Overclocking RPM can cause craft instability and/or vibration because the flight computer PID gain is tied to rotor angular momentum and proportional to rotor RPM.


Our reference condition is the middle of the Fahrenheit scale of 0-100, 50 degrees Fahrenheit, 10C temperature for RPM 2643 at 27 throttle points in the -100-to-100 points scale of the 1000us-2000us PWM signal range. Weather temperature and pressure can change air density from normal conditions by 11%. For example, a typical winter temperature weekly low of -10C produces air density 293.0/(293-20-10)=1.11 times the reference air density around Boston suburbs.  Barometric pressure generally does not affect air density as much as temperature; for example, a 13% pressure change from 30 inHg to anything below 26 inHg would approach world records for the eyes of an intense cyclone. On the other hand, locale consideration for elevation, many cities above the elevation of 3000 feet, such as Tucson, northeast of Los Angeles County, El Paso, Denver, can reduce air pressure by 11% by altitude.
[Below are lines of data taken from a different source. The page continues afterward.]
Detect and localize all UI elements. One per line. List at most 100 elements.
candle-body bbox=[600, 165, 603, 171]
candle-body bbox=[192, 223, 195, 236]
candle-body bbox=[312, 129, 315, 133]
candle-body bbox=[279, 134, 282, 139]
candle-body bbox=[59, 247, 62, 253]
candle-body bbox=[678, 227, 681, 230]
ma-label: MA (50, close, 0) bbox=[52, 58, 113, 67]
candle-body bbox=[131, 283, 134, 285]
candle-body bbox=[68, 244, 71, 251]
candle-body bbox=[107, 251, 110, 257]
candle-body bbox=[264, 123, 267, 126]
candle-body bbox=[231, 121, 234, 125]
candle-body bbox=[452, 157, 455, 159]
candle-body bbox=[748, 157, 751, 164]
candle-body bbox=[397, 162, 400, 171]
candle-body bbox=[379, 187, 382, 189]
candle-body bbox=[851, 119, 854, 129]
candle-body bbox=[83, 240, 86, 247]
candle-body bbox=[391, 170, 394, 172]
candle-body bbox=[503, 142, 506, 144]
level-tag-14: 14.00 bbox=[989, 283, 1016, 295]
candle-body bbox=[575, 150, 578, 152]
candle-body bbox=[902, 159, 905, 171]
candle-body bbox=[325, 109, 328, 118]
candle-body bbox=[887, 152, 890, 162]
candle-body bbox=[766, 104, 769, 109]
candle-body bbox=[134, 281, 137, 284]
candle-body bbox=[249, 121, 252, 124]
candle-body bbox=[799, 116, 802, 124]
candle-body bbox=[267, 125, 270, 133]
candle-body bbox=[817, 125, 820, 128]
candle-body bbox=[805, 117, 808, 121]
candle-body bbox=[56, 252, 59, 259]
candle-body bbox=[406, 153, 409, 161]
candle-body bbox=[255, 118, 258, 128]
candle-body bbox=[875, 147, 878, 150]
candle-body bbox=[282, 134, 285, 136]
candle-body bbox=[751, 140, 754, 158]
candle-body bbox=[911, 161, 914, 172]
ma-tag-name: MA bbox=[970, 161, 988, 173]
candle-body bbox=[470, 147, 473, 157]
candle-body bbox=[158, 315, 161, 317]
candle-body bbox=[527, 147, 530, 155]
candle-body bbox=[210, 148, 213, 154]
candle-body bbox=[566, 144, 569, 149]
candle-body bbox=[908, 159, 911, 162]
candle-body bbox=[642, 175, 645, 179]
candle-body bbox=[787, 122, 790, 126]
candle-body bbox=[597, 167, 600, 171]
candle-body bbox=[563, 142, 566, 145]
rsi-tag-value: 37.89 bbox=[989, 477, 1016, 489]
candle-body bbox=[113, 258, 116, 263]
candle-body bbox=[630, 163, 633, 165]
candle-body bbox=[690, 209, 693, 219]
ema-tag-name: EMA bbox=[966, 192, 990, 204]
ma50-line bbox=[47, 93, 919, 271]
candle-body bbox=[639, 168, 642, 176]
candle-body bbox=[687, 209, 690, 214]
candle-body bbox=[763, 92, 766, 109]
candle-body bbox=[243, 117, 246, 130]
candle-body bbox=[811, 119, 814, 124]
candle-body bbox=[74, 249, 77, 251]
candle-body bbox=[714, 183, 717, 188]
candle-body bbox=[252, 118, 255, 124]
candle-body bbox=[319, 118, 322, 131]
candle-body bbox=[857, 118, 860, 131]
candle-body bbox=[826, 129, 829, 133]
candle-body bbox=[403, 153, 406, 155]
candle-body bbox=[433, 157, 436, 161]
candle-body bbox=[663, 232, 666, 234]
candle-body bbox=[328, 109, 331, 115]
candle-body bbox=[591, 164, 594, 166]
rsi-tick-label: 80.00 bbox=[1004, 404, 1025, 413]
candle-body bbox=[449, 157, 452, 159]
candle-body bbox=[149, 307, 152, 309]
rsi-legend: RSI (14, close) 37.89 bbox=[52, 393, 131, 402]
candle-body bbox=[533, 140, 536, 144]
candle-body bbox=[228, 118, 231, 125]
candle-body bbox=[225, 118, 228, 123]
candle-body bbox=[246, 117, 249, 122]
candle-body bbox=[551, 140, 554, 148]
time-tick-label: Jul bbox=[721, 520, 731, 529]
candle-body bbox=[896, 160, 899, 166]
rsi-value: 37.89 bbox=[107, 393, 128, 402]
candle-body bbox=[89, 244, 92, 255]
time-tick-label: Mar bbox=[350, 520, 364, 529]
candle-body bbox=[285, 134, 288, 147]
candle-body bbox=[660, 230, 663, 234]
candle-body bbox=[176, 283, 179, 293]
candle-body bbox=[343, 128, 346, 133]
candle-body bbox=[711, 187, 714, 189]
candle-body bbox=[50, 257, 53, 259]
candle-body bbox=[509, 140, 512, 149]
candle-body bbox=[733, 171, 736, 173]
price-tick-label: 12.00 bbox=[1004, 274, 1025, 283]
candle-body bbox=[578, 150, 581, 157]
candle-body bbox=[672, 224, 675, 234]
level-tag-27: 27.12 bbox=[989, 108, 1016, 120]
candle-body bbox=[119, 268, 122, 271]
However, the simple square relation doesn't consider turbulence effects with Reynold's number, and the simple square relation consistent for both drag and lift in response to blade speed change would contradict the deviation of Cl/Cd ratio curves when Reynold's number changes. The effect of blade speed is more powerful than the second power proportion because the higher the blade speed, the higher Reynold's number and the higher the Cl/Cd ratio. So, we will use a spreadsheet table on the right for RPM adjustment, approximating the blade speed effect to the 2.5th power.

IoT Video Monitoring

The AIY Vision kit with Raspberrypi image aiyprojects-2021-04-02.img allows setting up Raspberry Pi without any HDMI monitor or FTDI terminal connection. Instead, an Android app Google AIY Projects gives your WIFI hotspot's password to the Raspberry Pi with Vision Bonnet board, as shown in the following screenshots.
Once the Raspberry Pi Linux system receives the WIFI password, it connects to the WIFI hotspot that assigns a DHCP IP address to the Linux system. From then on, the Raspberry Pi Linux system's pre-running SSH server accepts connection from any computer on the WIFI network.

Raw video transmission data has too much delay and is impractical. Instead, the H264 compression is a good balance between processing delay and transmission delay. The setup in the craft follows (the AIY Linux system image has a default video transmission service, "joy_detection_demo", incompatible with the 1.6-gram, 160-degree FOV camera and needs to be disabled). 
pi@raspberrypi:~$ sudo apt install gstreamer1.0-tools
pi@raspberrypi:~$ sudo systemctl disable joy_detection_demo
pi@raspberrypi:~$ cat .bash_profile
sh /home/pi/stream.sh
pi@raspberrypi:~$ cat /home/pi/stream.sh
raspivid -t 0 -rot 180 -b 1700000 -w 640 -h 360 -o - | gst-launch-1.0 -v fdsrc ! 'video/x-h264,width=640,height=360' ! h264parse ! queue ! rtph264pay config-interval=1 pt=96 ! gdppay ! udpsink host = 192.168.1.1 port=9000
pi@raspberrypi:~$
The App in Android is Raspberry Pi Camera Viewer by BigDotSoftware. Above is the setup, with the Android phone as the WiFi hotspot, itself at IP address 192.168.1.1, as the example, which is the target of h264 video streaming.
The Viewer app must start receiving the video data stream before the video transmission starts because the app can not decode the video data stream in the middle. In the video, the Viewer app starts at 0:02, and you can hear the craft powering up at 0:04 with ESC's beeping sequence. The receiving of the video data stream starts at 0:09 before video data transmission starts at 0:48. 
This video also reveals the landing process with a line of sight, heading away from the pilot while descending.